Chapter 9 provides a brief but comprehensive summary of clinical treatment trials in CFS, including several substances not often reported in reviews, such as dehydroepiandrosterone (DHEA), transfer factor, and Kutapressin. The largest section is devoted to the 4 clinical trials of the controversial drug Ampligen, a synthetic, mismatched, double-stranded RNA. Ampligen is the only drug or supplement to show consistent positive results in patients who are severely ill with CFS. Ampligen acts directly on the RNase-L pathway and has been shown to inhibit a wide variety of viruses in vivo. Phase 3 trials are ongoing worldwide.

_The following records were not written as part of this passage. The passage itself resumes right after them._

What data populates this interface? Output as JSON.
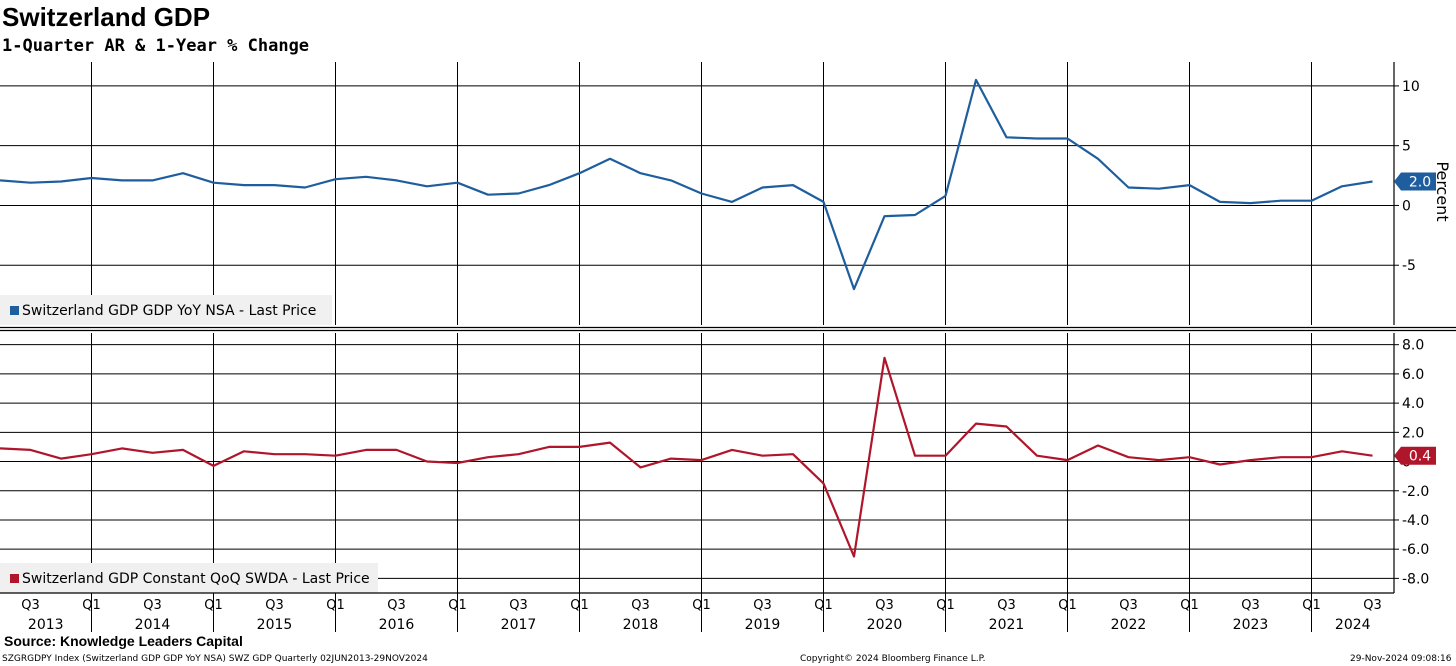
{
  "header": {
    "title": "Switzerland GDP",
    "subtitle": "1-Quarter AR & 1-Year % Change"
  },
  "chart_data": [
    {
      "type": "line",
      "ylabel": "Percent",
      "ylim": [
        -10,
        12
      ],
      "yticks": [
        -5,
        0,
        5,
        10
      ],
      "ytick_labels": [
        "-5",
        "0",
        "5",
        "10"
      ],
      "grid": true,
      "legend_position": "bottom-left",
      "color": "#1f5e9e",
      "series": [
        {
          "name": "Switzerland GDP GDP YoY NSA - Last Price",
          "last_value_label": "2.0",
          "values": [
            2.1,
            1.9,
            2.0,
            2.3,
            2.1,
            2.1,
            2.7,
            1.9,
            1.7,
            1.7,
            1.5,
            2.2,
            2.4,
            2.1,
            1.6,
            1.9,
            0.9,
            1.0,
            1.7,
            2.7,
            3.9,
            2.7,
            2.1,
            1.0,
            0.3,
            1.5,
            1.7,
            0.3,
            -7.0,
            -0.9,
            -0.8,
            0.8,
            10.5,
            5.7,
            5.6,
            5.6,
            3.9,
            1.5,
            1.4,
            1.7,
            0.3,
            0.2,
            0.4,
            0.4,
            1.6,
            2.0
          ]
        }
      ]
    },
    {
      "type": "line",
      "ylim": [
        -9,
        8.8
      ],
      "yticks": [
        -8,
        -6,
        -4,
        -2,
        0,
        2,
        4,
        6,
        8
      ],
      "ytick_labels": [
        "-8.0",
        "-6.0",
        "-4.0",
        "-2.0",
        "0",
        "2.0",
        "4.0",
        "6.0",
        "8.0"
      ],
      "grid": true,
      "legend_position": "bottom-left",
      "color": "#b0162b",
      "series": [
        {
          "name": "Switzerland GDP Constant QoQ SWDA - Last Price",
          "last_value_label": "0.4",
          "values": [
            0.9,
            0.8,
            0.2,
            0.5,
            0.9,
            0.6,
            0.8,
            -0.3,
            0.7,
            0.5,
            0.5,
            0.4,
            0.8,
            0.8,
            0.0,
            -0.1,
            0.3,
            0.5,
            1.0,
            1.0,
            1.3,
            -0.4,
            0.2,
            0.1,
            0.8,
            0.4,
            0.5,
            -1.5,
            -6.5,
            7.1,
            0.4,
            0.4,
            2.6,
            2.4,
            0.4,
            0.1,
            1.1,
            0.3,
            0.1,
            0.3,
            -0.2,
            0.1,
            0.3,
            0.3,
            0.7,
            0.4
          ]
        }
      ]
    }
  ],
  "x_axis": {
    "start_quarter": "2013 Q2",
    "quarter_labels": [
      "Q3",
      "Q1",
      "Q3",
      "Q1",
      "Q3",
      "Q1",
      "Q3",
      "Q1",
      "Q3",
      "Q1",
      "Q3",
      "Q1",
      "Q3",
      "Q1",
      "Q3",
      "Q1",
      "Q3",
      "Q1",
      "Q3",
      "Q1",
      "Q3",
      "Q1",
      "Q3"
    ],
    "years": [
      "2013",
      "2014",
      "2015",
      "2016",
      "2017",
      "2018",
      "2019",
      "2020",
      "2021",
      "2022",
      "2023",
      "2024"
    ]
  },
  "footer": {
    "source": "Source: Knowledge Leaders Capital",
    "left": "SZGRGDPY Index (Switzerland GDP GDP YoY NSA) SWZ GDP  Quarterly 02JUN2013-29NOV2024",
    "center": "Copyright© 2024 Bloomberg Finance L.P.",
    "right": "29-Nov-2024 09:08:16"
  }
}
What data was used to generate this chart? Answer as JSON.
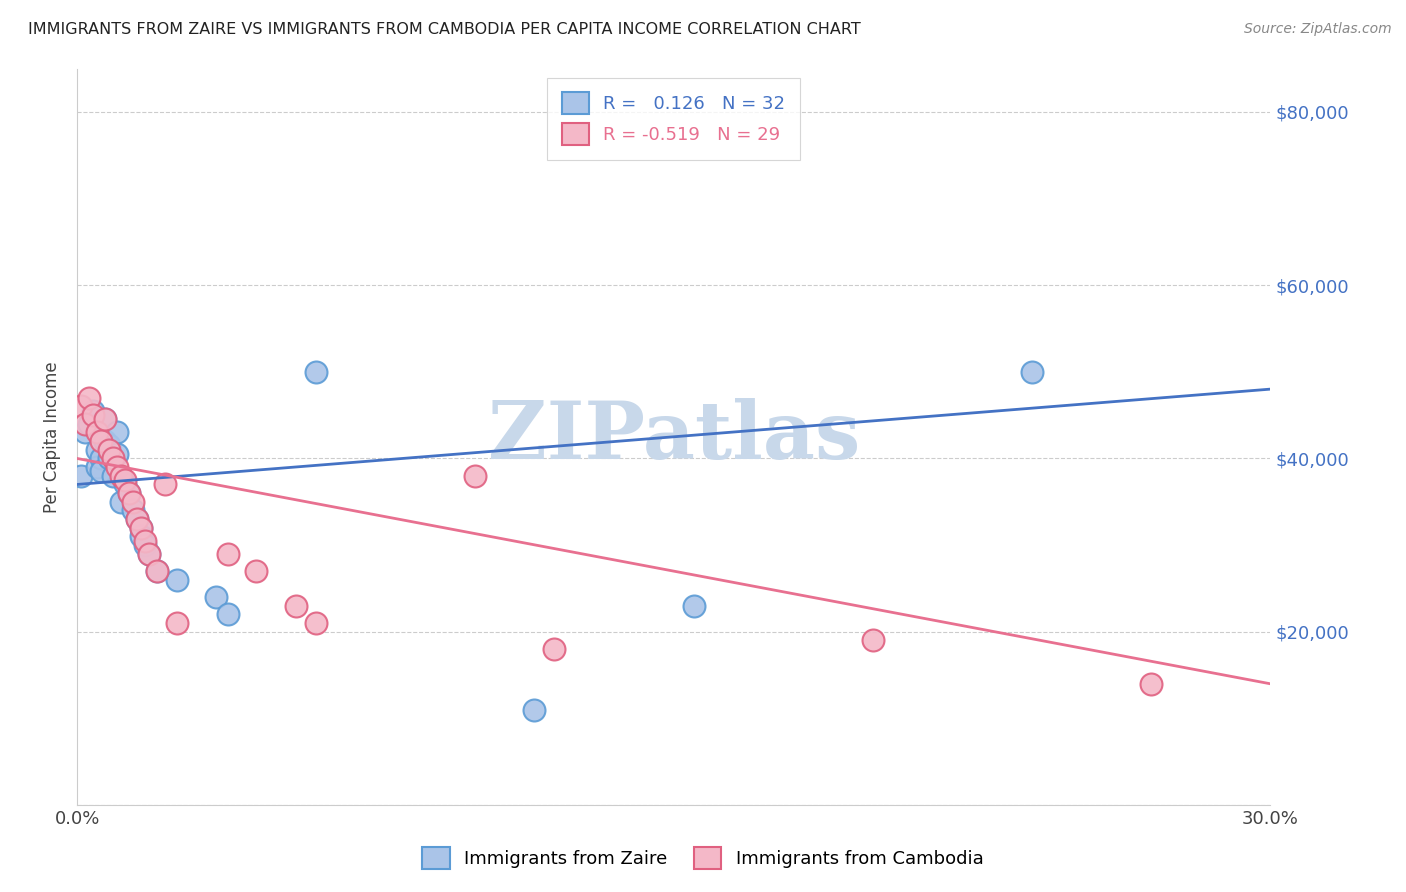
{
  "title": "IMMIGRANTS FROM ZAIRE VS IMMIGRANTS FROM CAMBODIA PER CAPITA INCOME CORRELATION CHART",
  "source": "Source: ZipAtlas.com",
  "ylabel": "Per Capita Income",
  "yticks": [
    0,
    20000,
    40000,
    60000,
    80000
  ],
  "ytick_labels": [
    "",
    "$20,000",
    "$40,000",
    "$60,000",
    "$80,000"
  ],
  "xmin": 0.0,
  "xmax": 0.3,
  "ymin": 0,
  "ymax": 85000,
  "zaire_color": "#aac4e8",
  "zaire_edge_color": "#5b9bd5",
  "cambodia_color": "#f4b8c8",
  "cambodia_edge_color": "#e06080",
  "zaire_line_color": "#4472c4",
  "cambodia_line_color": "#e87090",
  "zaire_R": 0.126,
  "zaire_N": 32,
  "cambodia_R": -0.519,
  "cambodia_N": 29,
  "legend_label_zaire": "Immigrants from Zaire",
  "legend_label_cambodia": "Immigrants from Cambodia",
  "watermark": "ZIPatlas",
  "watermark_color": "#c8d8ea",
  "zaire_x": [
    0.001,
    0.002,
    0.003,
    0.004,
    0.005,
    0.005,
    0.006,
    0.006,
    0.007,
    0.007,
    0.008,
    0.008,
    0.009,
    0.01,
    0.01,
    0.011,
    0.012,
    0.013,
    0.014,
    0.015,
    0.016,
    0.016,
    0.017,
    0.018,
    0.02,
    0.025,
    0.035,
    0.038,
    0.06,
    0.115,
    0.155,
    0.24
  ],
  "zaire_y": [
    38000,
    43000,
    44000,
    45500,
    41000,
    39000,
    40000,
    38500,
    44500,
    42000,
    41500,
    40000,
    38000,
    43000,
    40500,
    35000,
    37000,
    36000,
    34000,
    33000,
    32000,
    31000,
    30000,
    29000,
    27000,
    26000,
    24000,
    22000,
    50000,
    11000,
    23000,
    50000
  ],
  "cambodia_x": [
    0.001,
    0.002,
    0.003,
    0.004,
    0.005,
    0.006,
    0.007,
    0.008,
    0.009,
    0.01,
    0.011,
    0.012,
    0.013,
    0.014,
    0.015,
    0.016,
    0.017,
    0.018,
    0.02,
    0.022,
    0.025,
    0.038,
    0.045,
    0.055,
    0.06,
    0.1,
    0.12,
    0.2,
    0.27
  ],
  "cambodia_y": [
    46000,
    44000,
    47000,
    45000,
    43000,
    42000,
    44500,
    41000,
    40000,
    39000,
    38000,
    37500,
    36000,
    35000,
    33000,
    32000,
    30500,
    29000,
    27000,
    37000,
    21000,
    29000,
    27000,
    23000,
    21000,
    38000,
    18000,
    19000,
    14000
  ],
  "zaire_line_x": [
    0.0,
    0.3
  ],
  "zaire_line_y": [
    37000,
    48000
  ],
  "cambodia_line_x": [
    0.0,
    0.3
  ],
  "cambodia_line_y": [
    40000,
    14000
  ]
}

The final chapter is the reader’s digest version of the most comprehensive hypothesis of CFS etiology and symptom formation published to date. Based on this hypothesis, the authors suggest a multilevel workup for CFS patients, including history, physical exam, and laboratory tests. Time and further research will reveal whether the treatments this elegant hypothesis hints at will change the currently bleak outlook for long-term CFS sufferers.
The research presented in this book is compelling, is well referenced, and is already changing attitudes toward CFS diagnosis and treatment. The book is especially recommended to those who have been looking for some solid evidence of biological abnormalities in CFS and are willing to wade through 170 pages of detailed molecular biochemistry. This book, though groundbreaking, is not a panacea. The editors have aptly titled the book “a biological approach.” They outline their biological theory of CFS exclusively and do not include commentary on the history, natural history, epidemiology, or psychosocial aspects of CFS. Nor do they fully examine evidence that does not support their hypothesis. A recent publication by Gow and others is evidence of ongoing debate, not addressed in this volume (1). The price tag, US$99.95 (Amazon.com price), is high, and despite the importance of the material, some readers may prefer to wait for the clinical implications to be more fully elaborated.
1.Gow JW, Simpson K, Behan PO, Chaudhuri A, McKay IC, Behan WM. Antiviral pathway activation in patients with chronic fatigue syndrome and acute infection. Clin Infect Dis 2001;33:2080-1.